18/20 — Exceptionnel
Quelle claque. Je lui attribue la même note que pour DQIII HD2D, mais le tour de force est encore plus réussi sur ces remakes du I et II.
Commençons par ce qui ne va pas : l'équilibrage de la difficulté du I est un peu aux fraises du fait de n'avoir qu'un seul personnage, et si c'est bien mieux dans le II, on retrouve quelques pics de difficulté assez pénibles (mais heureusement rares).
C'est là le principal défaut : dans la volonté de faire évoluer le I d'un jeu d'aventure avec quelques éléments de JRPG rudimentaires à un "vrai" JRPG plus abouti, on a oublié de rendre ça vraiment plus profond et plus intéressant.

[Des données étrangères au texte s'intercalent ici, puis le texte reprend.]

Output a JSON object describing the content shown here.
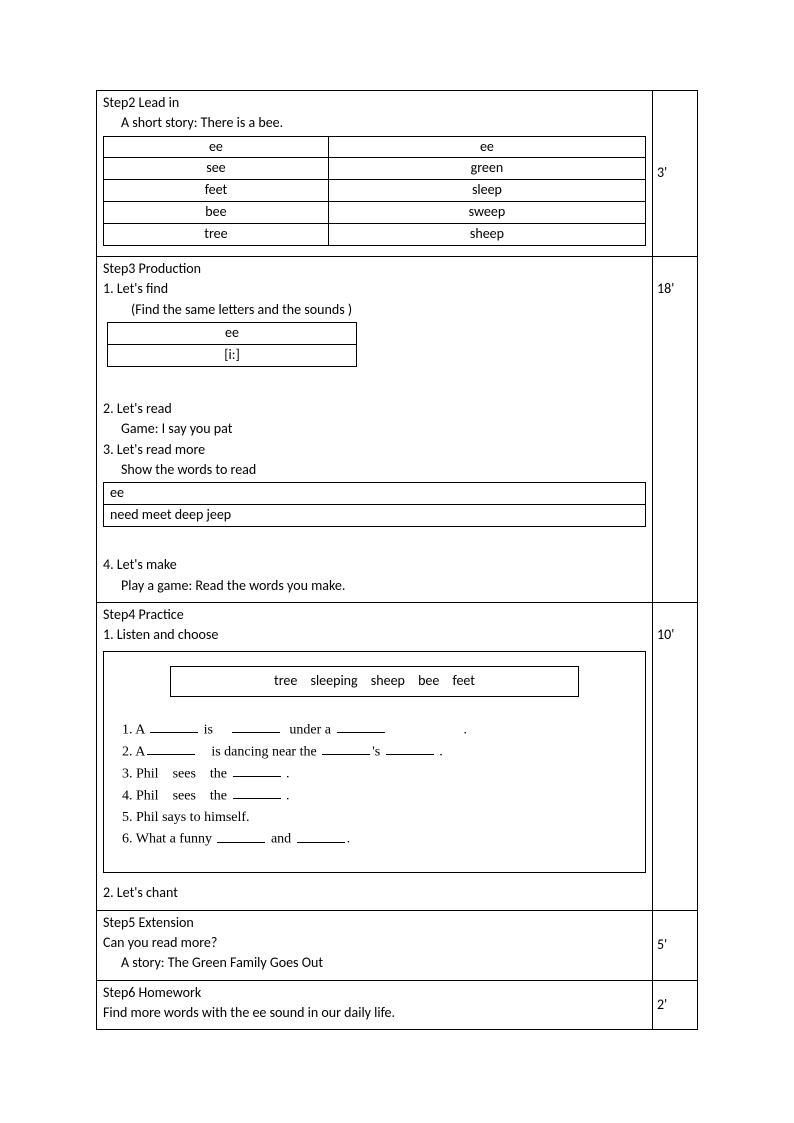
{
  "step2": {
    "title": "Step2 Lead in",
    "sub": "A short story: There is a bee.",
    "time": "3'",
    "table": {
      "rows": [
        [
          "ee",
          "ee"
        ],
        [
          "see",
          "green"
        ],
        [
          "feet",
          "sleep"
        ],
        [
          "bee",
          "sweep"
        ],
        [
          "tree",
          "sheep"
        ]
      ]
    }
  },
  "step3": {
    "title": "Step3 Production",
    "time": "18'",
    "p1_title": "1. Let's find",
    "p1_sub": "(Find the same letters and the sounds )",
    "p1_table": [
      "ee",
      "[i:]"
    ],
    "p2_title": "2. Let's read",
    "p2_sub": "Game:    I say you pat",
    "p3_title": "3. Let's read more",
    "p3_sub": "Show the words to read",
    "p3_row1": "ee",
    "p3_row2": "need    meet    deep    jeep",
    "p4_title": "4. Let's make",
    "p4_sub": "Play a game: Read the words you make."
  },
  "step4": {
    "title": "Step4 Practice",
    "time": "10'",
    "p1_title": "1. Listen and choose",
    "wordbank": "tree    sleeping    sheep    bee    feet",
    "fill": {
      "l1_a": "1. A ",
      "l1_b": " is",
      "l1_c": "under a ",
      "l1_d": ".",
      "l2_a": "2. A",
      "l2_b": "is dancing near the ",
      "l2_c": "'s ",
      "l2_d": ".",
      "l3_a": "3. Phil    sees    the ",
      "l3_b": ".",
      "l4_a": "4. Phil    sees    the ",
      "l4_b": ".",
      "l5": "5. Phil says to himself.",
      "l6_a": "6. What a funny ",
      "l6_b": " and ",
      "l6_c": "."
    },
    "p2_title": "2. Let's chant"
  },
  "step5": {
    "title": "Step5 Extension",
    "line1": "Can you read more?",
    "line2": "A story: The Green Family Goes Out",
    "time": "5'"
  },
  "step6": {
    "title": "Step6 Homework",
    "line1": "Find more words with the ee sound in our daily life.",
    "time": "2'"
  }
}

Les mécaniques sont intriguantes mais il est difficile de tirer leur plein potentiel. Le crafting est d'une inutilité profonde. Heureusement, le système de sceaux est plus intéressant dans le II.
Pour le reste ? C'est plus splendide encore que le III, les musiques orchestrales de feu Sugiyama restent magnifiques, et ils ont réussi à me faire aimer DQII et ça c'est fort.
Le I, comme je le disais, a beaucoup évolué, les combats sont plus poussés, l'univers aussi, et on a plus d'éléments d'histoire. Pas toujours passionnants ou très intéressants, mais pas mal amenés et ceux qui n'en ont cure peuvent tout à fait passer outre. Certains préféreront les versions originales (NES SNES GBC) et c'est tout à leur honneur.
Le II cependant, bon sang de bonsoir. La progression est plus agréable, les donjons restent labyrinthiques à souhait mais la minimap les rend infiniment moins pénibles, on peut jouer en Draconien sans soin quand on levelup, Médiévande peut faire plus qu'attaquer, Cannock sert à quelque chose, le quatrième personnage s'insère parfaitement dans l'équipe, les antagonistes sont plus présents dans l'histoire... Et les moments de l'original qui étaient déjà agréables ou qui stimulaient l'imagination (la région de Névéria me vient en tête) sont vraiment sublimés.
DQII passe d'un jeu intéressant mais diablement dur et pénible à une vraie expérience très plaisante (malgré quelques pics susmentionnés) avec des éléments scénaristiques bien amenés, quelques petits moments vraiment touchants, et le postgame, mais quel postgame...
Je ne spoilerai point, mais c'était un plaisir extraordinaire que de voir ce qu'ils ont fait de ce DQII, mouton noir de la série plus que réhabilité. Dragon Quest est une saga vieillissante, et le fait que Sugiyama et Toriyama nous aient quittés ne fait que renforcer cette idée. Qui sait jusqu'où Yuji Horii pourra aller. Savoir que même les anciens ou moins bons jeux ont le droit à une version définitive de cette qualité est une perspective plus que réjouissante. Ce remake transpire d'amour pour Dragon Quest et ses fans. Jouez-y, c'est un jeu qu'il est bien pour y jouer.